Feb. 1st thru 4th in Alpharetta, GA. at the Hanson Group. For more info go to www.pda-online.org 

Feb. 21st thru 25th in Anchorage, AK. For more info go to www.specialty-products.com This class also trains for Spray Foam Applications as well.

March 8th thru 11th in Santa Fe Springs CA. at Diamond Liners Facility. For more info go to www.pda-online.org

March 14th thru 18th in Lakewood, WA. For more info go to www.specialty-products.com This class also trains for Spray Foam Applications as well.

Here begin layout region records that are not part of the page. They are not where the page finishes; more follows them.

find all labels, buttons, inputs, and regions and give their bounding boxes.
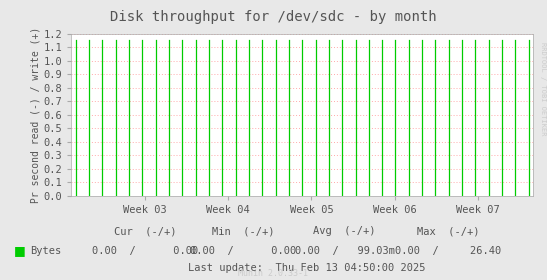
- Y-axis label: Pr second read (-) / write (+): Pr second read (-) / write (+): [31, 27, 40, 203]
- Text: 0.00  /      0.00: 0.00 / 0.00: [92, 246, 198, 256]
- Text: Cur  (-/+): Cur (-/+): [114, 226, 176, 236]
- Text: Last update:  Thu Feb 13 04:50:00 2025: Last update: Thu Feb 13 04:50:00 2025: [188, 263, 425, 273]
- Text: Disk throughput for /dev/sdc - by month: Disk throughput for /dev/sdc - by month: [110, 10, 437, 24]
- Text: Munin 2.0.33-1: Munin 2.0.33-1: [238, 269, 309, 278]
- Text: ■: ■: [14, 244, 25, 257]
- Text: Min  (-/+): Min (-/+): [212, 226, 275, 236]
- Text: Avg  (-/+): Avg (-/+): [313, 226, 376, 236]
- Text: RRDTOOL / TOBI OETIKER: RRDTOOL / TOBI OETIKER: [540, 42, 546, 136]
- Text: 0.00  /     26.40: 0.00 / 26.40: [395, 246, 502, 256]
- Text: 0.00  /   99.03m: 0.00 / 99.03m: [295, 246, 394, 256]
- Text: Bytes: Bytes: [30, 246, 61, 256]
- Text: Max  (-/+): Max (-/+): [417, 226, 480, 236]
- Text: 0.00  /      0.00: 0.00 / 0.00: [190, 246, 296, 256]
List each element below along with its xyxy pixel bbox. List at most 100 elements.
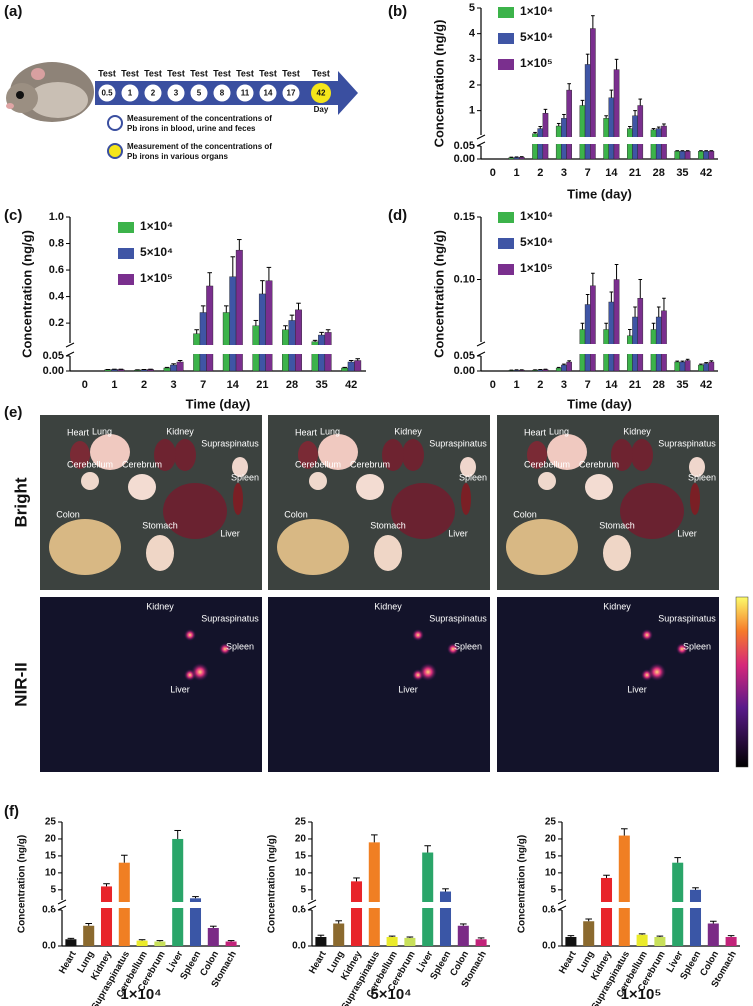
bar: [613, 279, 620, 372]
x-tick-label: 28: [653, 379, 665, 391]
row-label: NIR-II: [11, 662, 30, 706]
x-tick-label: 21: [256, 379, 268, 391]
y-tick-label: 0.8: [542, 905, 556, 916]
organ: [356, 474, 384, 500]
error-bar: [519, 156, 524, 158]
organ: [538, 472, 556, 490]
nir-photo: [268, 597, 490, 772]
organ: [631, 439, 653, 471]
day-number: 11: [241, 89, 250, 98]
day-number: 17: [287, 89, 296, 98]
organ-label: Supraspinatus: [658, 613, 716, 623]
bar: [368, 842, 380, 946]
error-bar: [312, 339, 318, 342]
day-circle: [144, 84, 162, 102]
bar: [707, 923, 719, 946]
x-tick-label: 2: [537, 167, 543, 179]
test-label: Test: [121, 68, 139, 78]
error-bar: [67, 937, 75, 940]
bar: [199, 312, 207, 372]
x-tick-label: 35: [676, 167, 688, 179]
error-bar: [171, 363, 176, 365]
error-bar: [353, 877, 360, 882]
axis-break-mark: [476, 351, 486, 357]
y-tick-label: 25: [545, 817, 557, 828]
y-tick-label: 3: [469, 53, 475, 65]
error-bar: [580, 99, 585, 106]
x-tick-label: 21: [629, 379, 641, 391]
bar: [513, 157, 520, 160]
organ-label: Spleen: [454, 641, 482, 651]
organ: [611, 439, 633, 471]
error-bar: [207, 272, 212, 286]
x-tick-label: 42: [700, 167, 712, 179]
error-bar: [227, 940, 235, 942]
error-bar: [709, 360, 714, 362]
bar: [698, 364, 704, 372]
day-circle: [259, 84, 277, 102]
bar: [637, 298, 644, 372]
error-bar: [538, 126, 543, 129]
y-tick-label: 10: [295, 868, 307, 879]
error-bar: [704, 362, 708, 364]
legend-swatch: [118, 248, 134, 259]
test-label: Test: [190, 68, 208, 78]
error-bar: [562, 113, 566, 119]
organ: [603, 535, 631, 571]
y-tick-label: 0.10: [454, 273, 475, 285]
nir-signal: [412, 629, 424, 641]
organ: [585, 474, 613, 500]
axis-break-mark: [557, 899, 567, 905]
y-tick-label: 25: [295, 817, 307, 828]
y-tick-label: 5: [550, 884, 556, 895]
y-axis-label: Concentration (ng/g): [431, 230, 446, 358]
error-bar: [120, 854, 128, 863]
y-tick-label: 10: [45, 868, 57, 879]
y-tick-label: 5: [469, 2, 475, 14]
error-bar: [567, 360, 571, 362]
nir-signal: [447, 643, 459, 655]
error-bar: [699, 150, 703, 152]
error-bar: [260, 280, 265, 294]
organ-label: Liver: [398, 684, 418, 694]
y-tick-label: 0.05: [454, 140, 475, 152]
y-tick-label: 25: [45, 817, 57, 828]
bar: [225, 941, 237, 946]
error-bar: [556, 366, 561, 368]
y-axis-label: Concentration (ng/g): [17, 835, 28, 933]
y-tick-label: 1.0: [49, 211, 64, 223]
x-tick-label: 42: [345, 379, 357, 391]
organ: [382, 439, 404, 471]
axis-break-mark: [65, 351, 75, 357]
x-tick-label: 35: [676, 379, 688, 391]
test-label: Test: [213, 68, 231, 78]
error-bar: [633, 306, 637, 317]
organ-label: Cerebellum: [67, 459, 113, 469]
bar: [674, 150, 681, 160]
y-tick-label: 15: [295, 851, 307, 862]
organ: [374, 535, 402, 571]
axis-break-mark: [476, 134, 486, 140]
legend-swatch: [498, 59, 514, 70]
panel-label: (a): [4, 3, 22, 20]
organ-label: Spleen: [688, 472, 716, 482]
error-bar: [348, 360, 354, 362]
organ: [391, 483, 455, 539]
error-bar: [651, 128, 656, 130]
legend-label: 1×10⁴: [520, 209, 553, 223]
bar: [350, 881, 363, 946]
x-tick-label: 28: [286, 379, 298, 391]
test-label: Test: [312, 68, 330, 78]
day-circle: [213, 84, 231, 102]
day-number: 1: [128, 89, 133, 98]
organ-label: Cerebellum: [524, 459, 570, 469]
error-bar: [662, 123, 666, 127]
x-tick-label: 28: [653, 167, 665, 179]
bar: [708, 150, 715, 160]
legend-swatch: [498, 264, 514, 275]
organ-label: Cerebrum: [122, 459, 162, 469]
y-tick-label: 2: [469, 79, 475, 91]
x-tick-label: 1: [513, 167, 519, 179]
y-tick-label: 0.0: [542, 941, 556, 952]
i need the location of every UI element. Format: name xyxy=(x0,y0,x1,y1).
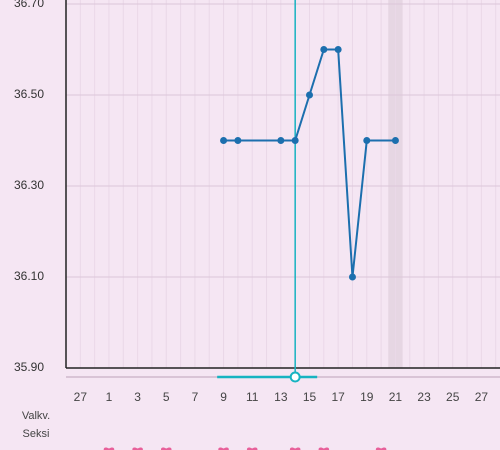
x-tick-label: 27 xyxy=(475,390,489,404)
data-point xyxy=(334,46,342,53)
x-tick-label: 11 xyxy=(246,390,259,404)
x-tick-label: 5 xyxy=(163,390,170,404)
data-point xyxy=(348,273,356,281)
heart-icon xyxy=(318,447,330,450)
data-point xyxy=(305,91,313,99)
y-tick-label: 36.10 xyxy=(14,269,44,283)
temperature-line xyxy=(223,48,396,278)
x-tick-label: 19 xyxy=(360,390,374,404)
heart-icon xyxy=(103,447,115,450)
x-tick-label: 25 xyxy=(446,390,460,404)
heart-icon xyxy=(132,447,143,450)
data-point xyxy=(320,46,328,53)
heart-icon xyxy=(161,447,172,450)
data-point xyxy=(277,137,285,144)
x-tick-label: 9 xyxy=(220,390,227,404)
x-tick-label: 23 xyxy=(417,390,431,404)
heart-icon xyxy=(246,447,258,450)
heart-icon xyxy=(375,447,387,450)
x-tick-label: 3 xyxy=(134,390,141,404)
y-tick-label: 35.90 xyxy=(14,360,44,374)
data-point xyxy=(234,137,242,144)
y-tick-label: 36.30 xyxy=(14,178,44,192)
data-point xyxy=(291,137,299,144)
heart-icon xyxy=(218,447,229,450)
data-point xyxy=(220,137,228,144)
heart-icon xyxy=(289,447,301,450)
y-tick-label: 36.50 xyxy=(14,87,44,101)
x-tick-label: 21 xyxy=(389,390,403,404)
row-label: Seksi xyxy=(23,428,50,440)
data-point xyxy=(391,137,399,144)
x-tick-label: 17 xyxy=(331,390,345,404)
row-label: Valkv. xyxy=(22,410,50,422)
x-tick-label: 7 xyxy=(192,390,199,404)
x-tick-label: 15 xyxy=(303,390,317,404)
cursor-handle xyxy=(289,371,301,383)
x-tick-label: 27 xyxy=(74,390,88,404)
x-tick-label: 1 xyxy=(106,390,113,404)
x-tick-label: 13 xyxy=(274,390,288,404)
data-point xyxy=(363,137,371,144)
y-tick-label: 36.70 xyxy=(14,0,44,10)
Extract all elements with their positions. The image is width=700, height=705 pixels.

That is the schedule for now. If anyone has any interest just go to the web sites and check it out. Hope to see some of you there.


----------



## Daekine (Mar 1, 2011)

well if you did i class in ct i would definatly go i love to poly i would love even more to profect it. I would recomend people to go to this if there in the area and take full advantage of this kind of training! I think it awesome what your doing to man :thumbsup:


----------



## painter213 (Nov 5, 2008)

Thanks Sir!! I will mention it to your local salesman for SPI and see if we can get up an interest list for the Northeast area for a class.


----------



## painter213 (Nov 5, 2008)

Just finished up the PDA Polyurea applicator class today and it has been a great week. Eleven students, five of which came from other countries and had five in the class that had never sprayed before. Everyone had a great time and seemed to learn a lot. Looking forward to the PDA annual conference in New Orleans in April. Hope to see ya there!!

Next class is in Lakewood, WA. next week at SPI for there applicator course for Spray Foam and Polyurea.


----------